Deberías agradecerme. Sin mí, ¡no tendrías la oportunidad de redimirte ayudando a este humano!
“En aquel entonces, debería haber destrozado a tu preciosa hija—”
*¡AUGE!*
Los puños llameantes de Konstantin se estrellaron contra Adam, silenciándolo con un rugido de fuego y calor. El suelo brilló al rojo vivo mientras la fuerza del golpe quemaba todo a su alcance.
—
León se acercó y se quedó de pie junto a Konstantin mientras observaban la figura rota de Adam.
Ninguno de los dos habló. No hacía falta. Su venganza era silenciosa, una satisfacción tácita irradiaba de su silencio.
La voz débil y áspera de Adán rompió el silencio.
“Humanos… dragones… trabajando juntos… algo verdaderamente sin precedentes.”

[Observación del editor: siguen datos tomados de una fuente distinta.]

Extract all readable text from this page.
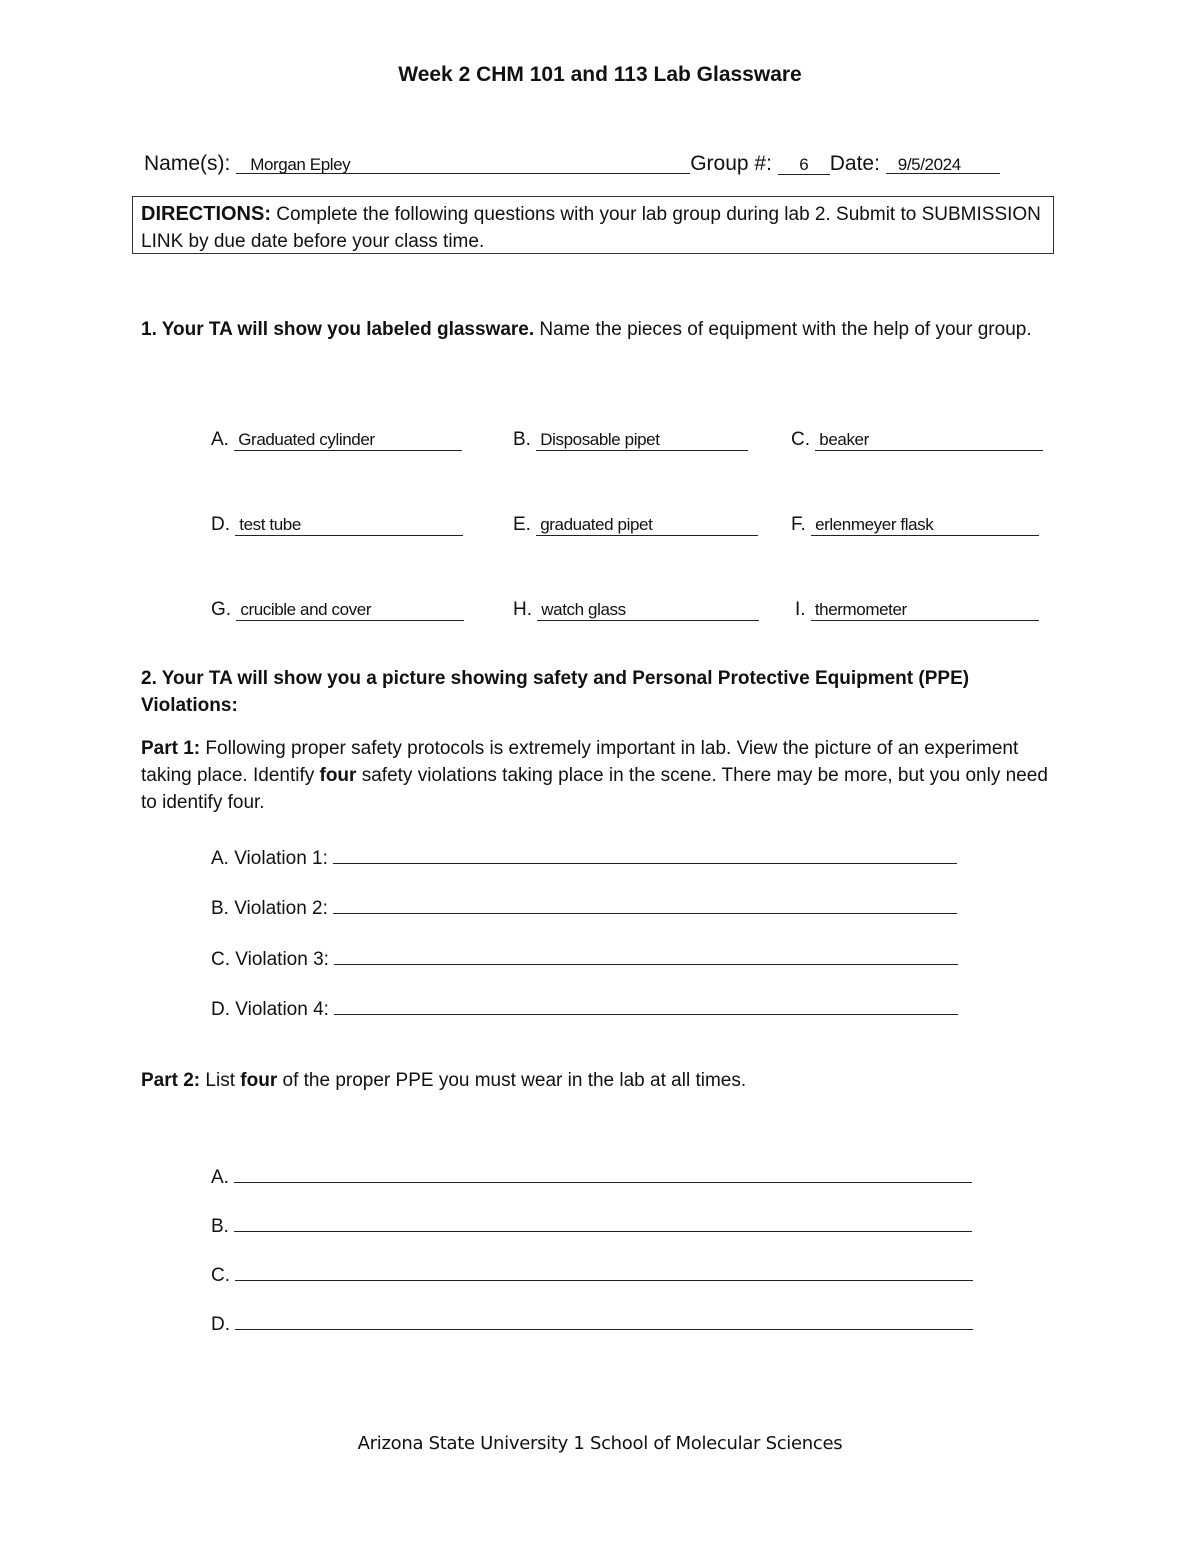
Week 2 CHM 101 and 113 Lab Glassware
Name(s): Morgan Epley	Group #: 6 Date: 9/5/2024
DIRECTIONS: Complete the following questions with your lab group during lab 2. Submit to SUBMISSION LINK by due date before your class time.
1. Your TA will show you labeled glassware. Name the pieces of equipment with the help of your group.
A. Graduated cylinder	B. Disposable pipet	C. beaker
D. test tube	E. graduated pipet	F. erlenmeyer flask
G. crucible and cover	H. watch glass	I. thermometer
2. Your TA will show you a picture showing safety and Personal Protective Equipment (PPE) Violations:
Part 1: Following proper safety protocols is extremely important in lab. View the picture of an experiment taking place. Identify four safety violations taking place in the scene. There may be more, but you only need to identify four.
A. Violation 1:
B. Violation 2:
C. Violation 3:
D. Violation 4:
Part 2: List four of the proper PPE you must wear in the lab at all times.
A.
B.
C.
D.
Arizona State University 1 School of Molecular Sciences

—¡Crees que has ganado, pero arrastraré a ese mocoso conmigo! —rugió Adam mientras una energía negra brotaba de su pecho, obligando a Leon y Konstantin a retroceder.
Cuando el polvo se disipó, Adam estaba cargando hacia Noa, su cuerpo inconsciente, flácido e indefenso.

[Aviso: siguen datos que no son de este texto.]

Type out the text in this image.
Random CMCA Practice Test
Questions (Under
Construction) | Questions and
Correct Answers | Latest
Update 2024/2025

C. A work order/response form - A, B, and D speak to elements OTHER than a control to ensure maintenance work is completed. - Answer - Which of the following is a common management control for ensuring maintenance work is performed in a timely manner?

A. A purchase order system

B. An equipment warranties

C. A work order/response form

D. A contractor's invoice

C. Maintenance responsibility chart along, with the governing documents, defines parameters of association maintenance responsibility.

—¡Noa! —rugió León con la voz llena de desesperación.
La sonrisa torcida de Adam se ensanchó al abalanzarse. «¡Cosmod, vivirás el resto de tu vida sufriendo por haber perdido a tu hija, igual que Konstantin!»
Justo cuando la garra de Adán alcanzó a Noa, se escuchó un disparo agudo.
*¡ESTALLIDO!*
Una única bala encantada atravesó el aire e impactó el ojo que le quedaba a Adam.
¡Argh! ¡Mi ojo! ¡Mi ojo! —aulló Adam mientras la magia de la bala le desintegraba la visión, dejándolo completamente ciego.
Una mancha verde pasó velozmente. Rebecca recogió el cuerpo inconsciente de Noa y salió corriendo.
Girándose brevemente, sonrió con sorna al dragón que se retorcía. «¿Rey Dragón de Warhammer? ¡Ahora es más como el Rey Dragón Ciego!»
—
Adam se desplomó, con el cuerpo retorciéndose mientras la sangre manaba de su ojo destrozado. Sin fuerzas, se apoyó en una roca, respirando con dificultad.
León y Constantino estaban de pie junto a él.
Adam levantó la cabeza débilmente, con una risa amarga escapándose de sus labios. «León… estás buscando a ‘Sombra’, ¿verdad?»
León permaneció en silencio, su mirada oscura e inquebrantable.
—Tengo información que necesitas. Suéltame y te guiaré hasta él —graznó Adam, con palabras desbordantes de desesperación.
La expresión de León no cambió.
¿No quieres saber por qué me envió «Sombra»? ¿O dónde se esconde la reina Isabel?
Puedo darte respuestas. Solo déjame vivir.
Finalmente, León habló, con una voz desprovista de piedad.
—Entendiste mal algo, Adam.
Un rayo surgió cuando León levantó su mano.
“En el momento en que lastimaste a mi hija, ya eras hombre muerto”.